The mean of this matrix is the correlation coefficient of each pair, and the diagonal of 1 is the correlation coefficient of y itself and itself, so it's And the results obtained from the calculated thetas and x are very low, which is very low, that's, the phenomenon appeared, so the. A lwlr refers to each point to be predicted to give a certain weight, then each subset is based on the least mean variance for normal regression, which needs to. The main process of its algorithm is as follows

• Output θtx

Output θtx ( this is the local weighting obtained )

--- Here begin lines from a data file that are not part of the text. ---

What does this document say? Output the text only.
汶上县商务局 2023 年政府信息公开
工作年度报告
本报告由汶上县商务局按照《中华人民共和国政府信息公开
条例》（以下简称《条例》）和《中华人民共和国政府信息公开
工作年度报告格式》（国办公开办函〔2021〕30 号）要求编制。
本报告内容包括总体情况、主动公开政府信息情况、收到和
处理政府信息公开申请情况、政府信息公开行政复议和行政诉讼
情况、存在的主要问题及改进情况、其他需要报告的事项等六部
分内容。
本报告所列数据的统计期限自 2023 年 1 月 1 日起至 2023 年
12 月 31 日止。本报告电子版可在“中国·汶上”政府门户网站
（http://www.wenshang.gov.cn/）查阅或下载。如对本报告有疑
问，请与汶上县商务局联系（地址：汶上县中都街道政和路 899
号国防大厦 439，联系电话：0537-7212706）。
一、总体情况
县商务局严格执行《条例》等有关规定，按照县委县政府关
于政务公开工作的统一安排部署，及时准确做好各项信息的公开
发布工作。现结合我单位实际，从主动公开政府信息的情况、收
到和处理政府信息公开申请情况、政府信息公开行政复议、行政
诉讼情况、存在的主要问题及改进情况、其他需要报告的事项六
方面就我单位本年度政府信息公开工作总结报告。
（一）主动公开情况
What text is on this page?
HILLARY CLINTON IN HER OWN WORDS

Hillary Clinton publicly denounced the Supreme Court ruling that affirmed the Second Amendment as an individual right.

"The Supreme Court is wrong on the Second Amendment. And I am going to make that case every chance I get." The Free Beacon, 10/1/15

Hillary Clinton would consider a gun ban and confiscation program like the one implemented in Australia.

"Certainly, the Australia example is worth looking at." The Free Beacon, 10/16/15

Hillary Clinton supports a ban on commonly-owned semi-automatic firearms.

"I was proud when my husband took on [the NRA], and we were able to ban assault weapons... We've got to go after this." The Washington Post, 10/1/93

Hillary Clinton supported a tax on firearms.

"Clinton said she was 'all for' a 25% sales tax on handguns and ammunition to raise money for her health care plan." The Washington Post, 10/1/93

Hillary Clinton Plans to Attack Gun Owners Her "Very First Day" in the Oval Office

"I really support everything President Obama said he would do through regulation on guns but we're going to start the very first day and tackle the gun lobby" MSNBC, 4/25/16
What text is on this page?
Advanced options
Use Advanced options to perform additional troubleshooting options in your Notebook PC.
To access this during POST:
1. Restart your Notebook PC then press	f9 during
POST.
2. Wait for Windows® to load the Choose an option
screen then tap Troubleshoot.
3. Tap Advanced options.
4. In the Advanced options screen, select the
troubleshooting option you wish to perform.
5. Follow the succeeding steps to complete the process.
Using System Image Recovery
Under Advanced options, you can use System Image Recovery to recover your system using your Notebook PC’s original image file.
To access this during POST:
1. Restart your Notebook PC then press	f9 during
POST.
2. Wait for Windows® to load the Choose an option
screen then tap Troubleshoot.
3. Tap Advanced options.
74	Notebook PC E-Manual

For the settings of w, typically use gaussian kernel functio: wi=exp((x(i)x)22τ2)
It's the bandwidth, which controls the attenuation rate of the training samples with x ( I ) distance. The choice is very important, if it's too small, it may cause, too large may result in fitting, so need to depend on actual situation. The following image shows the fitting effect of local weighted linear regression:

Here's a code to implement a local linear regression algorithm:

import pandas as pdfrom numpy import *import numpy as npdefLWLR(points, x_array, y_array, k = 1.0): x_mat = mat(x_array)
y_mat = mat(y_array).T
h = shape(x_mat) [0] #查看矩阵或者数组的维数 weights = mat(eye((h))) #建立以h为维度的单位矩阵for i in range(h):
qu_mat = points - x_mat[i, :]
weights[i, i] = exp(qu_mat * qu_mat.T/(-2.0 * k ** 2)) #高斯核函数 xTx = x_mat.T * (weights * x_mat)
if linalg.det(xTx) == 0.0: #检测行列式是否为0print ('looooose!!!')
returnelse:
thetas = xTx.I * (x_mat.T * (weights * y_mat))
return points * thetas

Put the dataset in:

import pandas as pdfrom numpy import *import numpy as npdefLWLR(points, x_array, y_array, k = 1.0): x_mat = mat(x_array)
y_mat = mat(y_array).T
h = shape(x_mat) [0] #查看矩阵或者数组的维数 weights = mat(eye((h))) #建立以h为维度的单位矩阵for i in range(h):
qu_mat = points - x_mat[i, :]
weights[i, i] = exp(qu_mat * qu_mat.T/(-2.0 * k ** 2)) #高斯核函数 xTx = x_mat.T * (weights * x_mat)
if linalg.det(xTx) == 0.0:
print ('looooose!!!')
returnelse:
thetas = xTx.I * (x_mat.T * (weights * y_mat))
return points * thetasdefLWLR_test(test_array, x_array, y_array, k = 10.000):#用于为数据集中的每个元素调用LWLR函数，计算每个样本点对应的权重值 n = shape(test_array) [0]
y_Cal = zeros(n) #生成全零数组for j in range(n):
y_Cal[j] = LWLR(test_array[j], x_array, y_array, k)
return y_Caldefwucha(Y, Y_jia):#计算误差return sum((Y - Y_jia) ** 2)#读取数据集data_s = pd.DataFrame(pd.read_csv('E:abalone.csv'))#设置目标值和特征值X = np.array((data_s[['X_1', 'X_2', 'X_3', 'X_4', 'X_5', 'X_6', 'X_7', 'X_8']]))
Y = np.array((data_s['Y']))
Y_jia = LWLR_test(X[100:199], X[0:99], Y[0:99], 10)
a = wucha(Y[100:199], Y_jia.T)print (a)

Finally, the results obtained are as follows:

The visible operation is still apparent.
Linear regression is a basic but important part of regression idea, but only one part of it, there are logistic regression, logarithmic linear model, etc.